On November 4, 2009, the Company and Legacy Biotechnologies, Inc. (Legacy) entered into a Joint Venture Agreement (the “joint venture” ) to collaborate on the research and development of its cancer therapy technology. Under the terms of the joint venture, Knock-Out Technologies, Ltd., a wholly owned subsidiary of Nuvilex, Inc., granted access to Legacy to certain intellectual property, know-how and research data in support of the Company ’ s cancer therapy development program. Legacy is to provide financial and technical assistance to advance the Company ’ s cancer therapy development program to proof of concept and potentially to an FDA Investigational New Drug (IND), which would allow the treatment(s) to be taken through clinical trials and ultimately to a potential New Drug Application (NDA), all prior to marketing.
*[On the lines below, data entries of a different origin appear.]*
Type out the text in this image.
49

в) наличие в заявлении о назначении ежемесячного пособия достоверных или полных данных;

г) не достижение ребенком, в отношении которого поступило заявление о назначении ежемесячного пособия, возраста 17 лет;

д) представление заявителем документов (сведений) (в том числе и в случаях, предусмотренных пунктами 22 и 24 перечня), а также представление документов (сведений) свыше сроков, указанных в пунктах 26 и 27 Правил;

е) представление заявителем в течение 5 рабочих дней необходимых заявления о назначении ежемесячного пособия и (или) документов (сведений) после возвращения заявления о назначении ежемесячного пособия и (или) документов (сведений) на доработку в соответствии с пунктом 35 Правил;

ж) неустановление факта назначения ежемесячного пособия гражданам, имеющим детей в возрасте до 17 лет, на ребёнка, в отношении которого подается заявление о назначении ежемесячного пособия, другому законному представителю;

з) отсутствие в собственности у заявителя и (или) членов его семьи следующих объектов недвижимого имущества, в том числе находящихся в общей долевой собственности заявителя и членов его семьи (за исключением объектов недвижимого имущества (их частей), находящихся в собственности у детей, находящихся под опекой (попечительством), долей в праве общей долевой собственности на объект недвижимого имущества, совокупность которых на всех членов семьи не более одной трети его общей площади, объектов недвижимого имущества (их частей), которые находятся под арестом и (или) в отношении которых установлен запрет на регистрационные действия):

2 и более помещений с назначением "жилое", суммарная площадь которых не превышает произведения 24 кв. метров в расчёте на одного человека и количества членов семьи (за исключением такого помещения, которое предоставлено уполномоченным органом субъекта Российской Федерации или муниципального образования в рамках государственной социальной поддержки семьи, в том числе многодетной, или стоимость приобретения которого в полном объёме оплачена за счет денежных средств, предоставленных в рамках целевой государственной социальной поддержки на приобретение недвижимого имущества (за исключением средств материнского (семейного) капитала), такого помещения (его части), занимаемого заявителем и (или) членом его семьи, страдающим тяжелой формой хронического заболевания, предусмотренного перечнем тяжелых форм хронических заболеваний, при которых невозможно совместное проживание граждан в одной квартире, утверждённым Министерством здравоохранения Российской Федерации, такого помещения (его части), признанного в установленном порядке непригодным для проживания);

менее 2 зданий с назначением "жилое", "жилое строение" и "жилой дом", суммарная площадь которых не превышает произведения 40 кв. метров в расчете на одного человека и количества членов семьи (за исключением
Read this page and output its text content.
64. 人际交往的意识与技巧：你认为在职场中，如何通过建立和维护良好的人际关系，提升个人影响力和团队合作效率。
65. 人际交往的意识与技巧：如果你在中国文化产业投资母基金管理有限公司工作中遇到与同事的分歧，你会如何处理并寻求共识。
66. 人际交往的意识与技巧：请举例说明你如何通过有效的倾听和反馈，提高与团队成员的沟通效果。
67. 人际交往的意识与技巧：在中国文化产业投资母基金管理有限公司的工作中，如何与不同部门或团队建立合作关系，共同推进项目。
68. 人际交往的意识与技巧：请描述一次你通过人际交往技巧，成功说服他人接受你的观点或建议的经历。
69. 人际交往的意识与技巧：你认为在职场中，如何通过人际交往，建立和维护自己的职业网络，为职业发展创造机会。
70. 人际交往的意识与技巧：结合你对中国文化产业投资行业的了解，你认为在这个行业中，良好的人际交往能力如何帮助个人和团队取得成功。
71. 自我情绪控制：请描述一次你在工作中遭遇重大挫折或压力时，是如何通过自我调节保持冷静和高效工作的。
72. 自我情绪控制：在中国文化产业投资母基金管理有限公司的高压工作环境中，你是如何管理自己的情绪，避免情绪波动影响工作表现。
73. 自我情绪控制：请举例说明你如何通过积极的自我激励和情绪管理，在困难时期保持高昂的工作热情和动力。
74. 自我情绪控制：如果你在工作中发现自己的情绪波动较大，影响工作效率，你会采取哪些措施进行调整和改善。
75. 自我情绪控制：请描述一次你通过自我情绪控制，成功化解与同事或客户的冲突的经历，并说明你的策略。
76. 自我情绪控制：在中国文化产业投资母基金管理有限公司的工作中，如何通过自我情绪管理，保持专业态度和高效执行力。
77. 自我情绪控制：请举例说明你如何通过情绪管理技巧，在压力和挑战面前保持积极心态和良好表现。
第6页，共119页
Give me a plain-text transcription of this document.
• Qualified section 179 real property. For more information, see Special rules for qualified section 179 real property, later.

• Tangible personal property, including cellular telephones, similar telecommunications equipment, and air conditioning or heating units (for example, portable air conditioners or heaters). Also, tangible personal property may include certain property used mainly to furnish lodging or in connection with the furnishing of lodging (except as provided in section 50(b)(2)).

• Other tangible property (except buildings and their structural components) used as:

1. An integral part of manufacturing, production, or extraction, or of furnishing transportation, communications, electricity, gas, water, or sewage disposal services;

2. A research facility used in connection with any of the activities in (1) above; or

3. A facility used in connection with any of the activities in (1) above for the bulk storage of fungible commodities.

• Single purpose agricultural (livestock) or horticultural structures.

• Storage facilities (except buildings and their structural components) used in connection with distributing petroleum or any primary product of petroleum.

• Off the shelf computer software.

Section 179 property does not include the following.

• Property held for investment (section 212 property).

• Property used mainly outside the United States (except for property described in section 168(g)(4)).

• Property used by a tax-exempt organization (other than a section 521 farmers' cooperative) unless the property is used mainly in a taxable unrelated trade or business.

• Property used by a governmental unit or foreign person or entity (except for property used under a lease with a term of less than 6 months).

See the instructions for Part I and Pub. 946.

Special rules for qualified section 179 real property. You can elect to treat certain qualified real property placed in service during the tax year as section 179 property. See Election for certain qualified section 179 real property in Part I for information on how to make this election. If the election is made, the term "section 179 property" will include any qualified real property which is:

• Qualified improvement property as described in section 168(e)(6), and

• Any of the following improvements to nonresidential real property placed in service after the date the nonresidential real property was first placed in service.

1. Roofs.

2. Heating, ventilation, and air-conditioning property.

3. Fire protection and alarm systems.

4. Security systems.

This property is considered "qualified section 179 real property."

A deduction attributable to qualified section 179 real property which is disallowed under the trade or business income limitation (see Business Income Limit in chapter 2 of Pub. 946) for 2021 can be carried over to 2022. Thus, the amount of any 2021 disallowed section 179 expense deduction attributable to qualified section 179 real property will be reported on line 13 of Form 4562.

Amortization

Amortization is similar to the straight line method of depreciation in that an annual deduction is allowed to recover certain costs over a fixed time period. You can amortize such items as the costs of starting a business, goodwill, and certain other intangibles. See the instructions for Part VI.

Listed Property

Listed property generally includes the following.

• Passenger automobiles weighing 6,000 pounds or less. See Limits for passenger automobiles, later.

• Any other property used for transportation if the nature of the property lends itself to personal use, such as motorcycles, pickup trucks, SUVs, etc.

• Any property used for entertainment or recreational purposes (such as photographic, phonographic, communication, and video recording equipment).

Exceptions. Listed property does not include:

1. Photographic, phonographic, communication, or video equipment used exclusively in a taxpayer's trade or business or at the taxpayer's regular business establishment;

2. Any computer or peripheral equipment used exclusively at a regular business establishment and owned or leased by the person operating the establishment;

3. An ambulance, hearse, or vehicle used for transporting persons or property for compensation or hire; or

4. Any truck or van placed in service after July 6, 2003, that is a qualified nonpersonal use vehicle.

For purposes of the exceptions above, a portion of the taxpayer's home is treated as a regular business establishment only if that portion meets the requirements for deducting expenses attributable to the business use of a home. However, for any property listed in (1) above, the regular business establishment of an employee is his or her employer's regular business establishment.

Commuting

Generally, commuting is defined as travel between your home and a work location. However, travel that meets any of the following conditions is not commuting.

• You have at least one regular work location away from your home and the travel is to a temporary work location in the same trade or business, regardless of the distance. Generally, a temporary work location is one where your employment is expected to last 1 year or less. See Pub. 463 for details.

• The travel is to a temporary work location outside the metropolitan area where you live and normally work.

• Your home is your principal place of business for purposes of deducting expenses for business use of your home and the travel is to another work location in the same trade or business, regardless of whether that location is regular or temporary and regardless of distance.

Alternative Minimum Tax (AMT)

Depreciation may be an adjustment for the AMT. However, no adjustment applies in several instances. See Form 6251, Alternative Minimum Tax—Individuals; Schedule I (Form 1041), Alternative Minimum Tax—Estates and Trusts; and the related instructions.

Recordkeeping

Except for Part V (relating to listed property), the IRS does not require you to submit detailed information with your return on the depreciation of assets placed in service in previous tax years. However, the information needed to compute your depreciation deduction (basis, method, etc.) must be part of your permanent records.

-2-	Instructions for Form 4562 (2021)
Under the terms of the joint venture agreement, Legacy will be entitled to 100% of net revenues or royalties received from sales of products containing Nuvilex’s cancer therapy technology up to its aggregate investment in the cancer therapy development program. Thereafter, Legacy and Nuvilex will split the net revenue and/or royalties received, 60 and 40%, respectively.  The Company, in conjunction with its subsidiary Knock-Out Technologies, Ltd. and joint venture partner Legacy Biotechnologies, Inc., initiated, carried out and reported preliminary study findings undertaken with Alternia™ , the Company’s first natural product cancer agent formulation.  Discovery and Imaging Services (MIR), a subsidiary of Charles River Laboratories, Tier 1 specialists in pre-clinical laboratory services, were used for the studies.  Results of animal tests provided initial information on toxicity, potential future dosages and maximum tolerated dose, providing possible insight into future directions for this agent. Future testing will have to include additional cell line and animal studies to determine specific cancer cell types which Alternia™ may be effective against.  Revenue is not anticipated from this product until substantial preclinical testing has been completed followed by clinical testing in humans.

The Company has had a consulting agreement with Mr. Robert Bowker, President, Knock-Out Technologies, Ltd., a wholly owned subsidiary of Nuvilex, Inc., for the fiscal year ended April 30, 2011 the Company incurred consulting fees of $27,720. During the three months ended July 31, 2011 Mr. Robert Bowker, President, Knock-Out Technologies, Ltd., a wholly owned subsidiary of Nuvilex, Inc., was issued 500,000 shares of common stock. 250,000 shares were valued at $0.07 and 250,000 were valued at $0.06  using the closing stock price on the date of grant for a valuation of $32,500.

 

In June, 2011 the Company issued 1,000,000 shares of restricted stock to an officer as an incentive for the exchange of free trading shares of common stock. The shares were issued at $0.057 using the closing stock price on the date of grant for a valuation of $57,000.

 

In June, 2011 the Company issued 150,000 shares of restricted stock to a majority shareholder as an incentive for the exchange of free trading shares of common stock. The shares were issued at $0.07 using the closing stock price on the date of grant for a valuation of $10,500.

As of July 31, 2011 the balance due to an officer for loan advances was $29,700.